Difatti guardando la piazzetta dalle scale della chiesa si ha l’impressione di trovarsi davanti ad un palcoscenico dalle cui quinte potrebbero uscire i personaggi di una commedia e si percepisce chiaramente il movimento di una scena costruita per dilatare illusionisticamente lo spazio della piazza.

Quattro corpi di fabbrica (ma apparentemente di più) della stessa altezza e con lo stesso semplice apparato decorativo riescono a produrre – nonostante la loro forma stravagante e mossa caratterizzata da pareti concave, sporgenze e angoli smussati – un insolito spazio unitario e simmetrico: due edifici con prospetti identici posti ai lati della piazza fanno da quinta ad un terzo edificio di forma triangolare antistante la chiesa; a raccordare le facciate dei tre edifici e conferire maggiore profondità alla piazza, ci sono due rientranze di forma ellittica sul cui fondo si intravedono le facciate concave di analoghi fabbricati che fanno da cerniera.

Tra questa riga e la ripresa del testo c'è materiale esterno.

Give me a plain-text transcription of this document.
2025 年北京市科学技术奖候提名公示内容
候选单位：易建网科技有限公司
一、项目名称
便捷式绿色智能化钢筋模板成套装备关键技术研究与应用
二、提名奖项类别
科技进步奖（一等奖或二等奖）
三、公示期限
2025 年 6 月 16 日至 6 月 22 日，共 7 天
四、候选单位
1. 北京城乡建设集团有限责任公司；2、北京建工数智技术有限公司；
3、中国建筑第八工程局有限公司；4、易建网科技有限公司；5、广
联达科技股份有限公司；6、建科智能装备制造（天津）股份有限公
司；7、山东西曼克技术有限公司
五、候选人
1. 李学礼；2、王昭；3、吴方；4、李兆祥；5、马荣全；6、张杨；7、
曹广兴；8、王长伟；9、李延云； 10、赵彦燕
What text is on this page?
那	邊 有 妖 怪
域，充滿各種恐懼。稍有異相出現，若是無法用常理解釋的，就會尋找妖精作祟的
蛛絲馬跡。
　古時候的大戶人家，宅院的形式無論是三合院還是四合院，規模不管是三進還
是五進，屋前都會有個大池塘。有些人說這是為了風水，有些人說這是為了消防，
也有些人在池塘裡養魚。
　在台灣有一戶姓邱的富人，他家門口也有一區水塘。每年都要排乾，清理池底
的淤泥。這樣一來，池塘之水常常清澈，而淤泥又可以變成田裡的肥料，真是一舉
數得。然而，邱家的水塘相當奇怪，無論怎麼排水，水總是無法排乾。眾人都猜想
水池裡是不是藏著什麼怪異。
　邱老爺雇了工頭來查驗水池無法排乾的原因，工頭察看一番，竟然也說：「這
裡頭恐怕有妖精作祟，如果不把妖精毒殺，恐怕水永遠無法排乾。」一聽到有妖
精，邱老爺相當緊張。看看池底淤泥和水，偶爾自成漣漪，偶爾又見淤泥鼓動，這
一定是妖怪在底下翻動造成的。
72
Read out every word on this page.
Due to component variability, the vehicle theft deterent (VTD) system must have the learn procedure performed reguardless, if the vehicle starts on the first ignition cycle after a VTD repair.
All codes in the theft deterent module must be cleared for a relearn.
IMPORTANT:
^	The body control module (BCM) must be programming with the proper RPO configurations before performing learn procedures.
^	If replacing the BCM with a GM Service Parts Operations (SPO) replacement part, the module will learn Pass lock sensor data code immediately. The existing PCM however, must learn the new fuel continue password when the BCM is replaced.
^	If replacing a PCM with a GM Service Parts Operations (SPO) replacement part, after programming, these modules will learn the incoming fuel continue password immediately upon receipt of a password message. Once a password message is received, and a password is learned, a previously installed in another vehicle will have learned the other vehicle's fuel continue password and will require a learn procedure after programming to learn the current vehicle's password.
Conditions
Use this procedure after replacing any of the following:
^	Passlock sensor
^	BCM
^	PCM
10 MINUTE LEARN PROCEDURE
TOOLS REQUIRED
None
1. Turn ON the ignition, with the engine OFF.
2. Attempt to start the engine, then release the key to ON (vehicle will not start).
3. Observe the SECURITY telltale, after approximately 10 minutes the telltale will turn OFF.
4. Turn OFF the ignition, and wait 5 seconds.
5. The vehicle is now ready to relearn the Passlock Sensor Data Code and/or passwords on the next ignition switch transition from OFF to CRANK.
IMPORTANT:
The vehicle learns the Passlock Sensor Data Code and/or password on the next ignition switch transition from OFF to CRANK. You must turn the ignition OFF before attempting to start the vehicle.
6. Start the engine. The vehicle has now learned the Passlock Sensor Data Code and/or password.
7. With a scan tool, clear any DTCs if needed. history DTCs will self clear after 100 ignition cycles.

Dalla parte opposta, verso la chiesa, la pari altezza tra i fabbricati e l’ordine inferiore della facciata del tempio crea una linea continua che mette in relazione le due diverse architetture e conclude in alto lo spazio della piazza facendo emergere solo l’ordine superiore della facciata che assume – grazie a questo sapiente artificio – un maggiore slancio verso l’alto.

Avvicinandosi alla piazza dalle intricate viuzze poste dietro gli edifici del Raguzzini, si prova un senso di curiosità che si trasforma in meraviglia quando inaspettatamente appare, di scorcio, l’imponente facciata della chiesa; poiché la disposizione dei palazzi impedisce che si possa averne una veduta frontale e integrale, chi la guarda si deve spostare e muovendosi, cambiando il punto di osservazione, alzando lo sguardo, interagisce con la statica architettura della facciata che acquisisce un dinamismo di riflesso in perfetta armonia con la scenografica piazza. 

Particolare facciata della chiesa ed edifici 

I giochi prospettici e illusionistici che caratterizzano l’interno della chiesa vengono dunque anticipati nel sagrato e l’effetto sorpresa – tipico della città barocca – dovuto all’inserimento di sontuosi monumenti in un contesto edilizio più modesto, viene valorizzato e disciplinato dal Raguzzini con il voluto contrasto di scala e di linguaggio tra l’insieme dei suoi edifici e la grandiosa facciata della chiesa di Sant’Ignazio.

L’organicità e l’unità architettonica delle costruzioni – inoltre – è tale da rendere la piazza una vera e propria “camera urbana” uno di quei luoghi che nel Rinascimento si cercava di codificare come modelli per una città ideale e di fatto questa inaspettata, intima piazza è una ampia stanza all’aperto dove gli edifici fanno da pareti e il cielo fa da tetto. 

L’opera del Raguzzini non fu accolta favorevolmente dai sui contemporanei ma finì per influenzare profondamente l’architettura e l’edilizia settecentesca romana. Il linguaggio sobrio impiegato dall’architetto napoletano negli edifici della piazza lo si ritrova in molti palazzi settecenteschi della città che – con le sottili fasce marcapiani e i deliziosi balconcini con ringhiere dritte o panciute – riprendono, nelle facciate, l’elegante semplicità inaugurata dal Raguzzini.  

Nelle opere di questo architetto non c’è nulla dell’esagerato decorativismo del tardo barocco ma c’è, piuttosto, immaginazione spaziale e un attento studio della forma.